KJIPUKTUK (Halifax) – When Saskatchewan adjusted its minimum wage for inflation on October 1st Nova Scotia became the province with the lowest minimum wage in Canada.
That milestone event caused Christine Saulnier of the Nova Scotia office of the Canadian Centre for Policy Alternatives (CCPA) to pull out the calculator and draw some surprising conclusions.
“Today, the Nova Scotia minimum wage ($10.85 for experienced workers) is worth less than it was 40 years ago; its peak value was in 1977 ($11.14 after adjusting for inflation),” writes Saulnier in a column for Behind the Numbers.
Raising the minimum wage to $15 per hour, as Alberta and Ontario have committed to, would help a lot of Nova Scotians.
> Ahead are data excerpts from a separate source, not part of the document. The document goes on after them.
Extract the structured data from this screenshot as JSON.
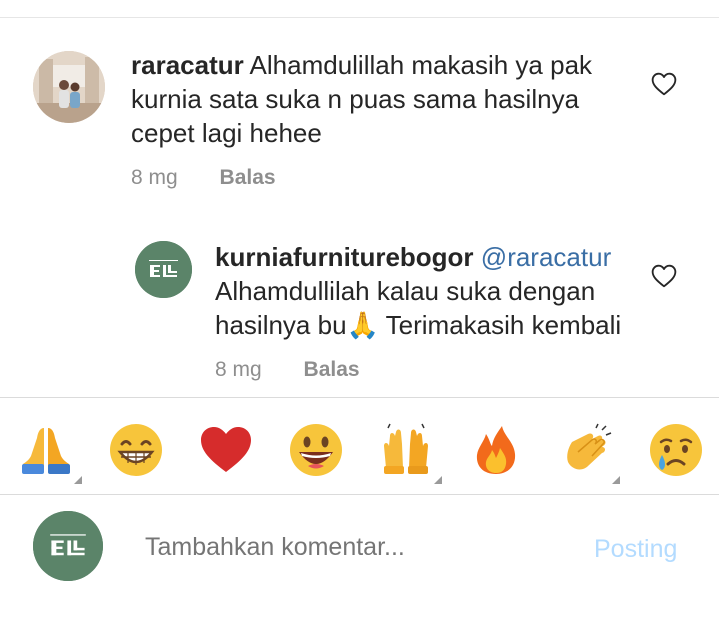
{
  "comments": [
    {
      "username": "raracatur",
      "text": "Alhamdulillah makasih ya pak kurnia sata suka n puas sama hasilnya cepet lagi hehee",
      "time": "8 mg",
      "reply_label": "Balas",
      "avatar": "user-photo-avatar"
    },
    {
      "username": "kurniafurniturebogor",
      "mention": "@raracatur",
      "text": "Alhamdullilah kalau suka dengan hasilnya bu🙏 Terimakasih kembali",
      "time": "8 mg",
      "reply_label": "Balas",
      "avatar": "kurnia-furniture-logo-avatar"
    }
  ],
  "quick_emojis": [
    "🙏",
    "😁",
    "❤️",
    "😀",
    "🙌",
    "🔥",
    "👏",
    "😢"
  ],
  "composer": {
    "placeholder": "Tambahkan komentar...",
    "post_label": "Posting"
  },
  "colors": {
    "brand_green": "#5b8469",
    "post_disabled": "#b3dbff",
    "mention": "#3a6ea5",
    "secondary_text": "#8e8e8e"
  }
}
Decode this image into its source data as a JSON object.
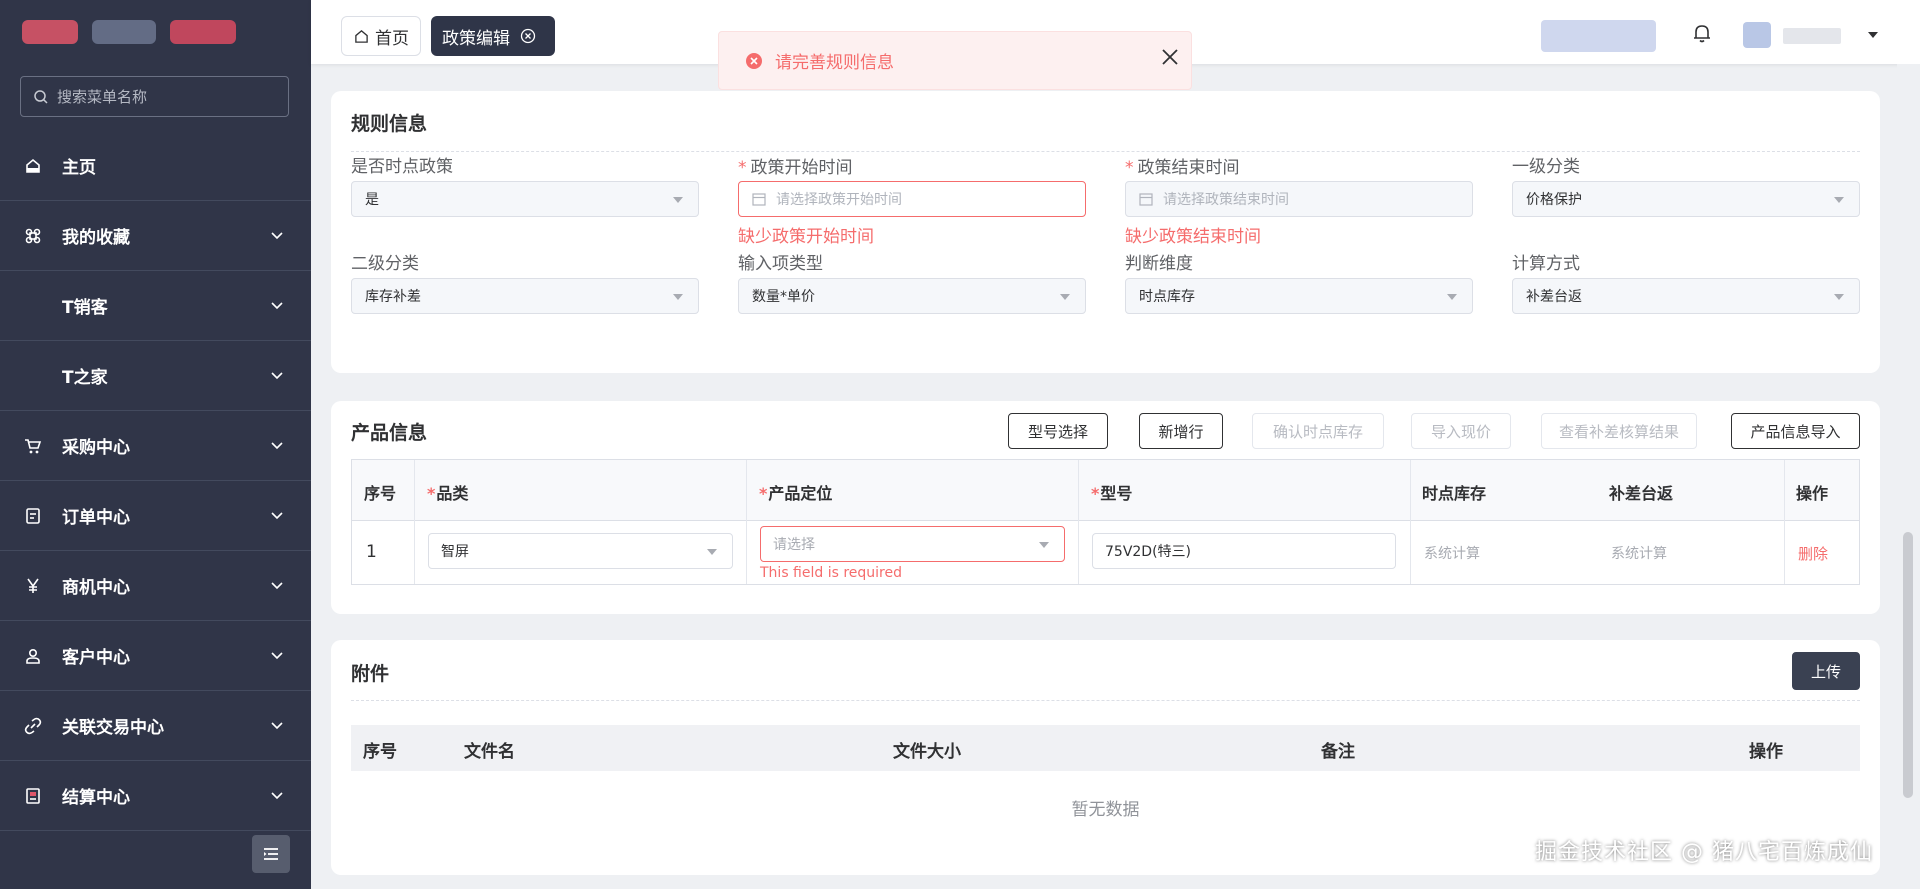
{
  "sidebar": {
    "search_placeholder": "搜索菜单名称",
    "items": [
      {
        "label": "主页",
        "icon": "home-icon",
        "expandable": false,
        "sub": false
      },
      {
        "label": "我的收藏",
        "icon": "command-icon",
        "expandable": true,
        "sub": false
      },
      {
        "label": "T销客",
        "icon": "",
        "expandable": true,
        "sub": true
      },
      {
        "label": "T之家",
        "icon": "",
        "expandable": true,
        "sub": true
      },
      {
        "label": "采购中心",
        "icon": "cart-icon",
        "expandable": true,
        "sub": false
      },
      {
        "label": "订单中心",
        "icon": "document-icon",
        "expandable": true,
        "sub": false
      },
      {
        "label": "商机中心",
        "icon": "yen-icon",
        "expandable": true,
        "sub": false
      },
      {
        "label": "客户中心",
        "icon": "user-icon",
        "expandable": true,
        "sub": false
      },
      {
        "label": "关联交易中心",
        "icon": "link-icon",
        "expandable": true,
        "sub": false
      },
      {
        "label": "结算中心",
        "icon": "invoice-icon",
        "expandable": true,
        "sub": false
      }
    ]
  },
  "tabs": {
    "home": "首页",
    "active": "政策编辑"
  },
  "toast": {
    "message": "请完善规则信息"
  },
  "rules": {
    "title": "规则信息",
    "fields": {
      "is_point_policy": {
        "label": "是否时点政策",
        "value": "是"
      },
      "start_time": {
        "label": "政策开始时间",
        "placeholder": "请选择政策开始时间",
        "error": "缺少政策开始时间"
      },
      "end_time": {
        "label": "政策结束时间",
        "placeholder": "请选择政策结束时间",
        "error": "缺少政策结束时间"
      },
      "level1": {
        "label": "一级分类",
        "value": "价格保护"
      },
      "level2": {
        "label": "二级分类",
        "value": "库存补差"
      },
      "input_type": {
        "label": "输入项类型",
        "value": "数量*单价"
      },
      "dimension": {
        "label": "判断维度",
        "value": "时点库存"
      },
      "calc_method": {
        "label": "计算方式",
        "value": "补差台返"
      }
    }
  },
  "products": {
    "title": "产品信息",
    "buttons": {
      "model_select": "型号选择",
      "add_row": "新增行",
      "confirm_stock": "确认时点库存",
      "import_price": "导入现价",
      "view_result": "查看补差核算结果",
      "import_info": "产品信息导入"
    },
    "columns": {
      "index": "序号",
      "category": "品类",
      "positioning": "产品定位",
      "model": "型号",
      "stock": "时点库存",
      "rebate": "补差台返",
      "action": "操作"
    },
    "rows": [
      {
        "index": "1",
        "category": "智屏",
        "positioning_placeholder": "请选择",
        "positioning_error": "This field is required",
        "model": "75V2D(特三)",
        "stock": "系统计算",
        "rebate": "系统计算",
        "action": "删除"
      }
    ]
  },
  "attachments": {
    "title": "附件",
    "upload": "上传",
    "columns": {
      "index": "序号",
      "filename": "文件名",
      "size": "文件大小",
      "note": "备注",
      "action": "操作"
    },
    "empty": "暂无数据"
  },
  "footer_watermark": "掘金技术社区 @ 猪八宅百炼成仙",
  "colors": {
    "sidebar_bg": "#303548",
    "error": "#f56c6c",
    "active_tab": "#2f3548",
    "page_bg": "#eef0f3"
  }
}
“In 2016, 125,200 workers in Nova Scotia—that’s 32% of all workers in the province—earned $15 or less,” writes Saulnier.
These low-paid workers are not just teenagers, as is often suggested. 80% are 20 or older, 71% do not live with their parents, 58% work for large businesses, and 56% are women.
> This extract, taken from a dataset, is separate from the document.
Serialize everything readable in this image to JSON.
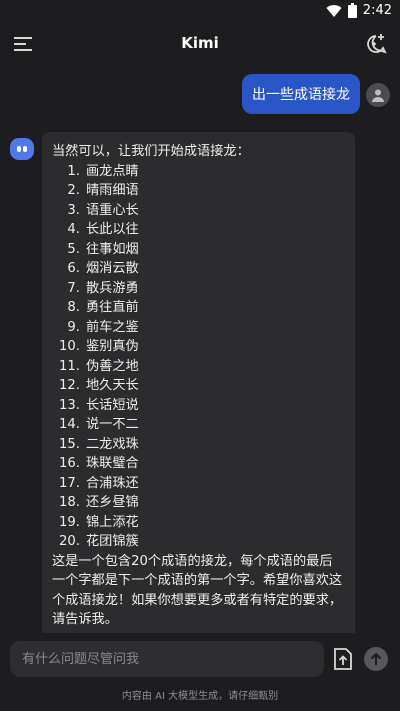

“Do not believe the claims that higher wages will result in job losses, raise consumer prices, and do little to help low-wage workers,” writes Saulnier.
Earlier this summer over 50 economists signed an open letter in support of Ontario’s promise to raise the minimum wage to $15 by 2019.
“For years, we have heard that raising the minimum wage will kill jobs, raise prices and cause businesses to flee Ontario,” the letter says. “This is fear-mongering that is out of line with the latest economic research.”